珠玉の児童文学。子供の頃に読むべき一冊だが、大人になって読むと、これがまた沁みるのだ。

寄宿舎というのが絶好だ。それぞれに個性と才能を備えた男の子たちがいい。それを支える魅力的な大人たちが素晴らしい。「正義先生」と「禁煙さん」には、自分が子供の頃、こんな大人に出会っていたら、と思わされる。勇気とは何か。友情とは何か。正義とは何か。男の子たちにとってもっとも大切な「問い」と「答え」が、本書にはみっしりと詰まっている。

生徒たちが先生にもたらした素晴らしいクリスマス・プレゼントとはなんだったのか。貧しさゆえに汽車賃を都合できずクリスマス帰省ができなくなった生徒に対して、ベク先生が行ったことはなんだったのか。それは単なる返礼ではなく、血の通った心の贈与なのである。子供は必読、かつて子供だった大人たちも必読の名著。 .
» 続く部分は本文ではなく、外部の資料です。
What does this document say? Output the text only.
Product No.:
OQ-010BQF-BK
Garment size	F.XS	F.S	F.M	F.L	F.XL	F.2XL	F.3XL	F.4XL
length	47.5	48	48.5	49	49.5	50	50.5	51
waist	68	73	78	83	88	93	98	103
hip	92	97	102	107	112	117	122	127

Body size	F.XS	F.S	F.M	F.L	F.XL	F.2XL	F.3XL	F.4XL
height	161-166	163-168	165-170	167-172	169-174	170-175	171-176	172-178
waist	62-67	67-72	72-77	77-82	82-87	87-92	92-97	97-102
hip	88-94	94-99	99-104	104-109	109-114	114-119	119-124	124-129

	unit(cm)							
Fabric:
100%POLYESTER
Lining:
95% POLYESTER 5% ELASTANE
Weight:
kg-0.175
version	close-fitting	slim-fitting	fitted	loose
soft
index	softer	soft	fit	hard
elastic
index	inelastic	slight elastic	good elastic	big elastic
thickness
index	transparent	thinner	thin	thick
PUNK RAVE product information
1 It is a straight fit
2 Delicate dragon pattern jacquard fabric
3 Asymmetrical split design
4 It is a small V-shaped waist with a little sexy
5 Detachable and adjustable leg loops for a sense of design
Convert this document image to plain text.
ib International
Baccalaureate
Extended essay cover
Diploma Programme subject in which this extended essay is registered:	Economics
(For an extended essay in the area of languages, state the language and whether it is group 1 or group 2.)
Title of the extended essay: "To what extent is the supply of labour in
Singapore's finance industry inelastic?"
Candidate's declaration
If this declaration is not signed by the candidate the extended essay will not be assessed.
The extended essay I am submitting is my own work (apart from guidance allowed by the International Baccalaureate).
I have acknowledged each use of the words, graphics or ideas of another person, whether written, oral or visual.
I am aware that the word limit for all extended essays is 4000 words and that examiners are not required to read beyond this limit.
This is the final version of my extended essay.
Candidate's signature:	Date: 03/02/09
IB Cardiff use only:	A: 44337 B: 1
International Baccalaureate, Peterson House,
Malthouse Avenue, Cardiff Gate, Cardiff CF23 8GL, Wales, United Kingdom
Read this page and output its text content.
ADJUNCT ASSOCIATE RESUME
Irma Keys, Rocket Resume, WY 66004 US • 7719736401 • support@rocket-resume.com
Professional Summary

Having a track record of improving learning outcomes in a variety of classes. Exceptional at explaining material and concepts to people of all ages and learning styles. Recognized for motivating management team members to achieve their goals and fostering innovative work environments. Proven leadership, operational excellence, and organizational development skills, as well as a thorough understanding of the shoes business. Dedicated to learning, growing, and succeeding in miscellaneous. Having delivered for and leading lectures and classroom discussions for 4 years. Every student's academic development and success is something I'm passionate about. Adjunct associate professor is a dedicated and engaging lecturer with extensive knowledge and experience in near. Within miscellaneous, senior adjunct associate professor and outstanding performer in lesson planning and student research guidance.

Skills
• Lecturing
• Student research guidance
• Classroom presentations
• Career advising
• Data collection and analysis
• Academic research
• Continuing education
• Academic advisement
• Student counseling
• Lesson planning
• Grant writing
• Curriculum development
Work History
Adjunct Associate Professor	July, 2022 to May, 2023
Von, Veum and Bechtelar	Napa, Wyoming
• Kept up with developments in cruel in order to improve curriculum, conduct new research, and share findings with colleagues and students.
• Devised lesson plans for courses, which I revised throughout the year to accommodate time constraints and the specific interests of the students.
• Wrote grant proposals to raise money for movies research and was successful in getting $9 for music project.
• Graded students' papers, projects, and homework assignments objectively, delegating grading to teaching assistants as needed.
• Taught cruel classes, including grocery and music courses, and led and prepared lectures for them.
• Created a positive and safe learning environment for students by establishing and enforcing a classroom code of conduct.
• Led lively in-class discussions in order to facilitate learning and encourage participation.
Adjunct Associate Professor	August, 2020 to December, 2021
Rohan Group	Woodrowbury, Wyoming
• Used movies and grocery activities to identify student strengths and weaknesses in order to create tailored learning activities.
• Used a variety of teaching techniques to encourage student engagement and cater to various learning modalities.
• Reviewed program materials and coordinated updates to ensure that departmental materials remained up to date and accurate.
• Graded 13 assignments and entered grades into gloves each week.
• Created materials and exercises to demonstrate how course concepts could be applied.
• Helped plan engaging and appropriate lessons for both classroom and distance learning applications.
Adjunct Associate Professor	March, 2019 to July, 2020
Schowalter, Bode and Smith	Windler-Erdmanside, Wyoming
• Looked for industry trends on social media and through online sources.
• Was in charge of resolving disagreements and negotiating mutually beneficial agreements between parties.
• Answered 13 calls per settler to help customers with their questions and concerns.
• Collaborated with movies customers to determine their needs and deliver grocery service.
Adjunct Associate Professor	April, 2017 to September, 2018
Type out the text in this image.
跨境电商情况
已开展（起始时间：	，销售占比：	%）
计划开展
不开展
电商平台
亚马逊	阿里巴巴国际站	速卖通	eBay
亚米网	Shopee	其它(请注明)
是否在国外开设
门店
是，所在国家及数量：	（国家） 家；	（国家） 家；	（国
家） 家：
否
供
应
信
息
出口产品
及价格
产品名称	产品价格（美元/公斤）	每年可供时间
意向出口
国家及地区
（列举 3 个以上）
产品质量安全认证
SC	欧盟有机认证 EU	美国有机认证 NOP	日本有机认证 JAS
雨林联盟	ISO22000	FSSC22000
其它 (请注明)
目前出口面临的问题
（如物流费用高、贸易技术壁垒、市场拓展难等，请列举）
「ただ一つ、自分をごまかしてはいけません。また、ごまかされてもいけません。不幸にあったら、それをまともに見つめることを学んでください。うまくいかないことがあっても、あわてないことです。不幸にあっても、くじけないことです」

 

 

「かしこさをともなわない勇気はらんぼうであり、勇気をともなわないかしこさなどはくそにもなりません! 世界の歴史には、おろかな連中が勇気をもち、かしこい人たちが臆病だったような時代がいくらもあります。これは、正しいことではありませんでした。勇気のある人がかしこく、かしこい人たちが勇気をもったときにはじめてーいままではしばしばまちがって考えられてきましたがー人類の進歩というものが認められるようになるでしょう」

 

 

【2388冊目】アルフレッド・ランシング『エンデュアランス号漂流』

 

エンデュアランス号漂流 (新潮文庫)

エンデュアランス号漂流 (新潮文庫)

 

 
エンデュアランスの意味は「忍耐」。南極大陸横断に挑戦した探検家シャクルトンが率いる船の名だ。ただし、エンデュアランス号は本書の前半のうちに氷に閉じ込められて身動きがとれなくなり、放棄される。残り数百ページはただひたすら、シャクルトンら一行は、氷の上を歩き、あるいは極寒の海の上を小さなボートで漂うばかり。それすらもできず、何日もひとつところに閉じ込められることも少なくない。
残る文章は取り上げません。